焦敬平說,得益於天然開采條件好,去產能政策對內蒙古的煤炭生產基本沒有影響,因為當地幾乎沒有小礦。內蒙古自治區能源局副局長張占軍也對《中國新聞周刊》表示,去產能恰恰進一步提升了內蒙古提升的煤炭供應能力。退出來的產能指標可以在市場上交易,南方、東北一些省份煤礦規模比較小,也面臨資源枯竭,而內蒙古還有資源,需要購買很多產能指標,產能就逐漸向內蒙古集中,但這會使區域間的供需錯配進一步加劇。

超產曾經是增加煤炭供應的重要手段。比如,一座核定生產能力為100萬噸/年的煤礦,實際可能一年生產三四百萬噸,露天礦的超產會更多,可能達10倍、20倍。但在近兩年對超產管理日趨嚴格與“煤炭超產入刑”的規定下,超產現象有所減少。此外,內蒙古最近受煤炭反腐“倒查20年”的影響,煤炭產量減量嚴重,2020年煤炭產量同比減少8500萬噸。

一位國有煤炭企業相關負責人說,礦井生產還有著安全和環保壓力。此輪保供前,“相關部門下井檢查時,煤炭幾乎就停產了,有的礦為了安全目標,夜裏也不出煤”。曾浩分析說,相較晉、陜兩省,內蒙古的露天礦受環保制約更大,從去年開始,露天礦拿地就比較困難。今年三季度在國家發改委的協調下,這一問題才得到了有效解決。

上海交通大學上海高級金融學院教授陳欣對《中國新聞周刊》說,此輪煤價暴漲,並不意味著中國缺少煤炭資源。“中國不缺煤,但因為政府供給側改革用力太猛,才導致缺煤。只要給予一定時間,煤炭供應完全能夠恢復”。國內煤價暴漲背後,還有著全球能源供應緊張、世界經濟周期等更宏觀的原因。

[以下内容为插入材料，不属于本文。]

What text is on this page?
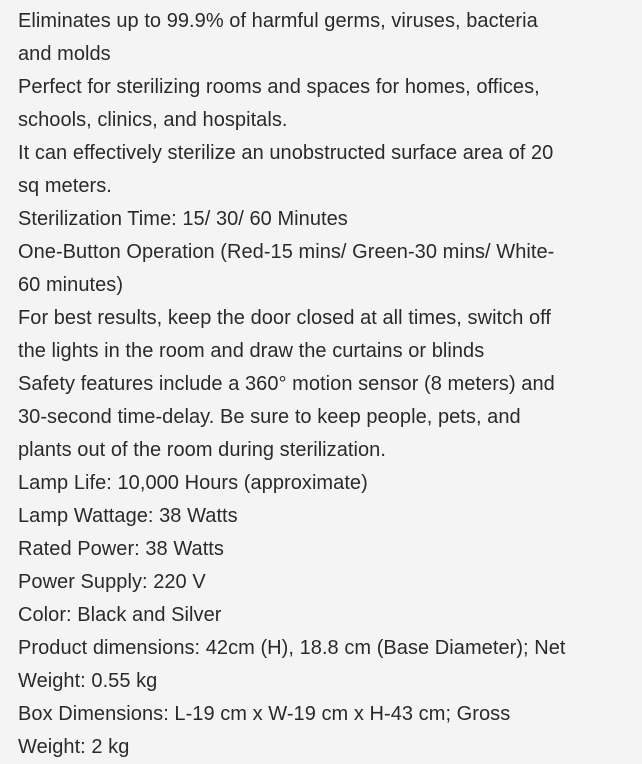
Eliminates up to 99.9% of harmful germs, viruses, bacteria
and molds
Perfect for sterilizing rooms and spaces for homes, offices,
schools, clinics, and hospitals.
It can effectively sterilize an unobstructed surface area of 20
sq meters.
Sterilization Time: 15/ 30/ 60 Minutes
One-Button Operation (Red-15 mins/ Green-30 mins/ White-
60 minutes)
For best results, keep the door closed at all times, switch off
the lights in the room and draw the curtains or blinds
Safety features include a 360° motion sensor (8 meters) and
30-second time-delay. Be sure to keep people, pets, and
plants out of the room during sterilization.
Lamp Life: 10,000 Hours (approximate)
Lamp Wattage: 38 Watts
Rated Power: 38 Watts
Power Supply: 220 V
Color: Black and Silver
Product dimensions: 42cm (H), 18.8 cm (Base Diameter); Net
Weight: 0.55 kg
Box Dimensions: L-19 cm x W-19 cm x H-43 cm; Gross
Weight: 2 kg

今年6月底,國家發改委經濟運行調節局相關負責人接受新華社專訪時稱,煤炭生產供應總體穩定,價格不存在大幅上漲基礎。預計7月份煤價將進入下降通道,“價格將出現較大幅度下降”。但這一預期並未實現。

袁家海對此解釋說,煤炭供給側改革,無論是去產能,還是釋放產能,從研究到開始實施,都有一定周期,“一定存在市場需求與政府幹預不會銜接那麼好的情況”,會有所謂類似調整過度、反應滯後的問題。

鄂爾多斯人吳猛在煤炭行業摸爬滾打了20年,經歷過巔峰也經歷過低谷。面對眼下火爆的市場,他卻高興不起來。“這讓人有點害怕。”他最大的擔憂是,今年價格漲得這麼高,等到跌下去的時候,可能會跌得很慘。當社會普遍都用不起煤的時候,就意味著它可能很快又要遭到政府的強力調控或替代了,到了那個時候,將會有多少人失業?

對於產煤大省而言,它們還面臨著更加兩難的選擇:一方面是國家希望節能減排、實現“雙碳”目標及保護生態,一方面,煤炭資源日益在向晉陜蒙集中。袁家海就對此表達了他的擔心:內蒙古與山西對煤炭依賴越大,未來退煤的壓力越大,減煤對當地經濟社會和就業帶來的影響也就越大。同時,“躺”在煤炭上掙快錢,當地產業轉型升級的動力就越弱。